I wrote this blog a couple weeks ago without posting it, and then fell into a pit of sleep-deprivation-induced lunacy. There will be a part 2 coming soon, but in the meantime…

I recently read a blog by Ava Neyer about her take on all the contradicting parenting advice out there, specifically when it comes to sleep training your children. It’s hilarious, and worth a read. But given our current situation with a certain adorable baby in our house, I really honed in on the following paragraph:

Put the baby in a nursery, bed in your room, in your bed. Co-sleeping is the best way to get sleep, except that it can kill your baby, so never, ever do it. If your baby doesn’t die, you will need to bedshare until college.

This issue, to co-sleep, or not to co-sleep, has been like the angel and devil on my shoulders for months.

I didn’t start out as a hippie, home-birthing attachment parenter. I started out hard core. Rules, boundaries, and discipline governed my parenting. Of course, there was plenty of snuggling, rocking, and nursing, but there were also bedtimes and routines and even the dreaded cry it out method. To be fair to myself, all this rigor earned me a baby who slept through the night at 7 weeks old and never looked back.

With the next two, my tried-and-true Babywise method eased up a bit and allowed for a bit of co-sleeping, mostly for my own sanity and survival. After all, I was trying to make it through multiple feedings during the night, while still getting up early each morning to get everyone (including myself) off to school.

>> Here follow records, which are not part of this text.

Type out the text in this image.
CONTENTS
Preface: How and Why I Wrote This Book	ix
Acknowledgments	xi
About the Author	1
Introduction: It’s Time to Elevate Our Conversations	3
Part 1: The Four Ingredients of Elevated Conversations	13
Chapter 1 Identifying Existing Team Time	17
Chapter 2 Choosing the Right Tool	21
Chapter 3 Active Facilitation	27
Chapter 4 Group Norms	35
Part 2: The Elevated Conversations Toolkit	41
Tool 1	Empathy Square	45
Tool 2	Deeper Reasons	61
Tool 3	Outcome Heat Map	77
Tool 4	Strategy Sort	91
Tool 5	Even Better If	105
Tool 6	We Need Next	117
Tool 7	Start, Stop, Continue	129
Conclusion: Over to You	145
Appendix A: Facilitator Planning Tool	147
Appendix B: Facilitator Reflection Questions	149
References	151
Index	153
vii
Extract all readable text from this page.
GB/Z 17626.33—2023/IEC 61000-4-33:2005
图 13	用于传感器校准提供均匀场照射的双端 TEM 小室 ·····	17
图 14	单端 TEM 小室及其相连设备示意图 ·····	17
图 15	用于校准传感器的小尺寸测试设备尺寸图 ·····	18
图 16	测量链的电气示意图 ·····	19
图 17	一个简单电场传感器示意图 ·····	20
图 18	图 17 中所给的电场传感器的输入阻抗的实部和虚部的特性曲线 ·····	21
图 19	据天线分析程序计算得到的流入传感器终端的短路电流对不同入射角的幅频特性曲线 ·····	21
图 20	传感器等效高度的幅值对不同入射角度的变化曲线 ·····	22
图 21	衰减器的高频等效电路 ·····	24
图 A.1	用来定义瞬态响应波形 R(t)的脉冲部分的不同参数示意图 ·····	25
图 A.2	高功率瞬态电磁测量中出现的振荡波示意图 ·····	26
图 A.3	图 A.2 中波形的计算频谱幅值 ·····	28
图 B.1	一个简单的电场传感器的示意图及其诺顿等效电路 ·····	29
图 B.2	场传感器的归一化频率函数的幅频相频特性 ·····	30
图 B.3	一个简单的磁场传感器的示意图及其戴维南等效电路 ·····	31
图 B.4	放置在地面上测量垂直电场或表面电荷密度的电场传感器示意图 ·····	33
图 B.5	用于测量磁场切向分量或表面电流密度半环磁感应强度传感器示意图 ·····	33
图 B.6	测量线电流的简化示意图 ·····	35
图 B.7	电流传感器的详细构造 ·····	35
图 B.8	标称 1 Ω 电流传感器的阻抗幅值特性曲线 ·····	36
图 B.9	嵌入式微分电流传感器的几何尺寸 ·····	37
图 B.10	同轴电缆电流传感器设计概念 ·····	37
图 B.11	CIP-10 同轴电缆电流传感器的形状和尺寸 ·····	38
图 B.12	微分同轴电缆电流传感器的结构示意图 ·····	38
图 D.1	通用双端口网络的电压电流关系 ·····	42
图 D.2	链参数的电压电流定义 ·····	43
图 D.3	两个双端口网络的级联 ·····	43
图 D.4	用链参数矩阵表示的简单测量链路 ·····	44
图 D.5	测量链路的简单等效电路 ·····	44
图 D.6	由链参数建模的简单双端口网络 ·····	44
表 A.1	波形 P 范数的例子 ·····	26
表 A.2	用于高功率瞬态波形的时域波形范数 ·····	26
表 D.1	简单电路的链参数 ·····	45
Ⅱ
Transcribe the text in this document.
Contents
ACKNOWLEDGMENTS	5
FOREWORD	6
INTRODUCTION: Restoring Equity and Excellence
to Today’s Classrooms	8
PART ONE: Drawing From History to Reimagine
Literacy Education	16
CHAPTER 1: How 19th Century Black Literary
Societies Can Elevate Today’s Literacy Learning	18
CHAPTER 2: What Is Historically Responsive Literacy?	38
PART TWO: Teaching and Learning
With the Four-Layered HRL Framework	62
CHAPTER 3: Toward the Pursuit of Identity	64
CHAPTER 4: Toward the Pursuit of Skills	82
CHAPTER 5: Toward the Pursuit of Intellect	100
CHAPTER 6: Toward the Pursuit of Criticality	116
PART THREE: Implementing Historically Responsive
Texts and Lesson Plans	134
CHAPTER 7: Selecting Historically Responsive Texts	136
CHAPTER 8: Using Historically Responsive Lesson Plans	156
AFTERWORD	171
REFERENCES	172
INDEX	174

Now that my Granola transformation is really taking effect, combined with my fourth kid “whatever” attitude, I’ve let up on the Babywise reigns big time. I’ve enjoyed snuggling with this sweet girl every night for the last four months, nursing on demand, and throwing any hint of a routine or schedule out the window. I haven’t slept more than three hours at once in months, and 90-minuteor less increments are more the norm, but this is how I have chosen to sleep, more out of laziness than principle.

There is one downside to the all-night snugglefest, however. Dally can’t sleep any other way. We’ve tried, believe me. No, I haven’t thrown her into the crib in her room, all the way ten yards away from me. But I’ve got a Rock and Play and a magical, expensive swing with many impressive functions within arm’s reach of my bedside that she wants absolutely nothing to do with. I can nurse her to sleep, snuggle her up with her favorite blanket and pacifier in one of the two nearby baby receptacles, and she won’t make it two minutes before unleashing her dissatisfaction via awful cries. She’s addicted to armpits, what can I say?

But what about what all the doctors say? There is proven research to show that the risk of SIDS increases with co-sleeping. (Interesting, since nobody really knows what SIDS is or what causes it.) But there is certainly a risk of suffocation, especially in a bed full of pillows and blankets in the dead of winter. That’s all very scary stuff, and threats I don’t take lightly. Not to mention, co-sleeping creates bad habits for baby, and creates a co-dependent child who can’t soothe herself and will forever rely on her mommy.

But what about the other research that shows that co-sleeping is best? There is research that shows that having the baby up against her mother’s heart is not only soothing and allows for longer sleep at night, but also helps to regulate the baby’s circadian rhythm. Co-sleeping is said to create a more independent child because the baby always has her needs met and isn’t left alone to cry. For nursing mothers, co-sleeping is said to increase milk supply due to the baby’s close proximity to mother. It certainly makes nighttime feedings easy, since I just have to roll over and flop out a boob. (Sexy, huh?) And I’m keeping her warm in this drafty, cold house.

So which research is right? Am I keeping my baby safe, warm, well-fed, and loved? Or am I creating a co-dependent, needy person, assuming, of course, she survives it? (Like any good mom, I wake up multiple times each night and check to make sure she’s warm and breathing. But without the fears instilled in me by anti-co-sleepers, that frequency would probably decrease.)

I know I’m not the first mom to question myself or worry that I’m doing it wrong, and I certainly won’t be the last. Not only is every parent different, but so is every baby. Parenting one child is different than parenting four, and adjustments are necessary. I just hope I’m making the right ones. And I hope that someday, this baby will learn to sleep outside of my armpit, or even (gasp!) in the crib in her room before she outgrows it!